进一步地,所述多孔氧化硅材料采用酰肼修饰。氧化硅为SiO2。
进一步地,经酰肼基团修饰的所述多孔氧化硅材料的孔径小于等于10μm,优选为100nm左右。
进一步地,经酰肼基团修饰的所述多孔氧化硅材料的水滴接触角大于等于20度。
进一步地,所述质谱仪包括电喷雾型质谱仪或激光解析电离型质谱仪。
一种糖蛋白固相富集耦合质谱检测的方法,包括以下步骤:
步骤1:合成酰肼基团修饰的多孔氧化硅材料;
步骤2:在生物样品中,加入步骤1中经酰肼基团修饰的多孔氧化硅材料;
步骤3:收集下层固体相,即所述经酰肼基团修饰的多孔氧化硅材料;
步骤4:清洗步骤3中收集到的所述下层固体相,加入蛋白酶进行酶解;
步骤5:进行质谱分析。
进一步地,所述步骤1中采用后嫁接法合成酰肼修饰的多孔氧化硅材料。
进一步地,所述步骤2中所述生物样品的浓度为0.001mg/mL~100mg/mL,体积小于100mL。
进一步地,所述步骤4中酶解溶液的pH值范围为4~11,温度范围为20~50℃。
进一步地,所述步骤4中的蛋白酶为胰蛋白酶。
本发明利用酰肼修饰的材料表面与糖蛋白的化学结合作用以及多孔氧化硅材料的孔容限定作用,实现糖蛋白在众多蛋白中的选择性富集,对富集有糖蛋白的氧化硅纳米材料进行原位酶解,分别收集富集有糖基化肽的氧化硅纳米材料和上清溶液,对富集有糖基化肽的氧化硅纳米材料进行洗脱,洗脱液和上清溶液混合后进行质谱检测,根据谱图数据分析,可实现对糖蛋白有效精确的分析。本发明选用的功能化的多孔氧化硅材料具有巨大的比表面积和孔容体积,蛋白的选择性富集和快速原位酶解,可以有效检测低丰度糖蛋白,同时免去传统酶解耗时长等缺点。利用多孔材料的预处理富集有利于低丰度糖蛋白的检测,而质谱技术又提供高通量分析糖蛋白的方法。这种酰肼修饰的多孔氧化硅材料固相富集糖蛋白与质谱联用系统可以实现对糖蛋白快速、高效、灵敏、选择性的检测。

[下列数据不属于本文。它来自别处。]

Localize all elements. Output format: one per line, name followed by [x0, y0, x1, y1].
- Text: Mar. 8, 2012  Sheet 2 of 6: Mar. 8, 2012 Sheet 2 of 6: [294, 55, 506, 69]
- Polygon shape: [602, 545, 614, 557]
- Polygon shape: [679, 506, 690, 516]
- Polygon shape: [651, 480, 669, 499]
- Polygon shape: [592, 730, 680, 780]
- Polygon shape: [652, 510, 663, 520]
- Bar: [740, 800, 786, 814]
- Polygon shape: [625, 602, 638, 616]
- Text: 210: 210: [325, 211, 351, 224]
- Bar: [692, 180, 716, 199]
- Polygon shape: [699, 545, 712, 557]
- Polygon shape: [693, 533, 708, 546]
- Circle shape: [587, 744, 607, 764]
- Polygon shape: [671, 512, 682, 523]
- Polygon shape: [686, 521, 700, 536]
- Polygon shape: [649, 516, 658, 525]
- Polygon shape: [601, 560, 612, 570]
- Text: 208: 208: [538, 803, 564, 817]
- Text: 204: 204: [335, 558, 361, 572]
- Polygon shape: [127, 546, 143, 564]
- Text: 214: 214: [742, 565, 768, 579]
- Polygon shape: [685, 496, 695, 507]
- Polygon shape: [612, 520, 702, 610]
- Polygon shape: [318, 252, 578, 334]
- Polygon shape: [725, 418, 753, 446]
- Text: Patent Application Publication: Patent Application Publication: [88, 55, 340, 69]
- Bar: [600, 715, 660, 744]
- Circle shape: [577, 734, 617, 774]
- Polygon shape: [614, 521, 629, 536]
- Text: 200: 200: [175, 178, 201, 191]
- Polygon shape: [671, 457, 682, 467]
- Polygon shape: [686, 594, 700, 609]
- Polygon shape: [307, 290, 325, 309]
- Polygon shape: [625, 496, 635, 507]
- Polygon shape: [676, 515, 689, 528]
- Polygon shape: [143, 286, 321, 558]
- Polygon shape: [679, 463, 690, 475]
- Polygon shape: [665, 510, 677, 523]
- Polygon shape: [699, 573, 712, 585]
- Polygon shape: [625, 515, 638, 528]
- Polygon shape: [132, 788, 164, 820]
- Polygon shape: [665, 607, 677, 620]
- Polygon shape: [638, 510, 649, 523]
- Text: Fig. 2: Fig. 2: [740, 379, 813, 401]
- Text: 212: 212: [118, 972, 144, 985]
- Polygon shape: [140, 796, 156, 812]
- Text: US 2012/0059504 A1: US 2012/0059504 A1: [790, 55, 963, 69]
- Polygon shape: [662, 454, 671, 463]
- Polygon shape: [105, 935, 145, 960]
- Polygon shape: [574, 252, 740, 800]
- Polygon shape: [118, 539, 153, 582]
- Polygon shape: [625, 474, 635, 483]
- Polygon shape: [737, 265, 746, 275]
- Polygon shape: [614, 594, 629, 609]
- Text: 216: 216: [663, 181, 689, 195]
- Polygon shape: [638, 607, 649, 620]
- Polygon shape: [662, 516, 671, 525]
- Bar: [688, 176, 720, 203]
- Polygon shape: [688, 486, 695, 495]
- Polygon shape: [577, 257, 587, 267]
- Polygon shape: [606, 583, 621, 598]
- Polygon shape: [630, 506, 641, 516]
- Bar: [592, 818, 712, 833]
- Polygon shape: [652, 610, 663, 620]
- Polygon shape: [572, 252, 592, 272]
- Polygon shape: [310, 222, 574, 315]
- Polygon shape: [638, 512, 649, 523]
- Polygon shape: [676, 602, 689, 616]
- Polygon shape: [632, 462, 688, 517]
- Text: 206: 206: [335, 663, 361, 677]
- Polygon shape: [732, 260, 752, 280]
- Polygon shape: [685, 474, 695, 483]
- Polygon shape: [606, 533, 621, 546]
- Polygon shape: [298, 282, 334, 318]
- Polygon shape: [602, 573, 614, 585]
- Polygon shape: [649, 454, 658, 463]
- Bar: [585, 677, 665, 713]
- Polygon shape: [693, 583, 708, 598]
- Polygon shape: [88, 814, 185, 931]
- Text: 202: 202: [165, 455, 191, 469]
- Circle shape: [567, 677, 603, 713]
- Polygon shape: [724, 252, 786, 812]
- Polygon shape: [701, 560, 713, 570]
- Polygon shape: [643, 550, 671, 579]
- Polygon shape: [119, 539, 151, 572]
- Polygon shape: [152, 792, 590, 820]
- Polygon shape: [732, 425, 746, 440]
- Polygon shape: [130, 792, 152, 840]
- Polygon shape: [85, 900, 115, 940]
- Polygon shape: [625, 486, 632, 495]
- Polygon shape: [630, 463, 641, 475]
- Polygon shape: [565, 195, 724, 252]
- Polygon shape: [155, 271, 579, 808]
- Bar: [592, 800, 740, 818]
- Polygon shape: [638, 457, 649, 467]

以下将结合附图对本发明作进一步说明,以充分说明本发明的目的、技术特征和技术效果。
附图说明
图1是本发明糖蛋白固相富集耦合质谱检测的流程图;
图2是本发明较优实施例中得到的材料的扫描电子显微镜图片和透射电子显微镜图片,图2a是透射电子显微镜图片(TEM),图2b是扫描电子显微镜图片(SEM)。
具体实施方式
下面结合附图及实施例对本发明进行进一步描述。
酰肼修饰的多孔氧化硅纳米材料可按下述步骤以有机硅为修饰剂通过后嫁接法合成:
将1.2~1.5克聚环氧乙烷-聚环氧丙烷-聚环氧乙烷三嵌段共聚物和1.5~1.8克无水硫酸钠溶解在30~40克pH为5~6的醋酸-醋酸钠缓冲液中,在室温下机械搅拌24~36小时,再加入1.3~1.8克四甲氧基硅烷并搅拌24~36小时,然后置于不锈钢高压反应釜中,将反应釜置于100~130摄氏度的烘箱中24~36小时,取出,用去离子水洗涤除去未反应的反应物,最后将产物真空干燥并保存,取0.1~0.3克产物,加入0.2~0.3克(3-环氧丙氧基丙基)甲基二乙氧基硅烷,最后加入1.0~4.0克肼-水合物反应24小时,收集备用。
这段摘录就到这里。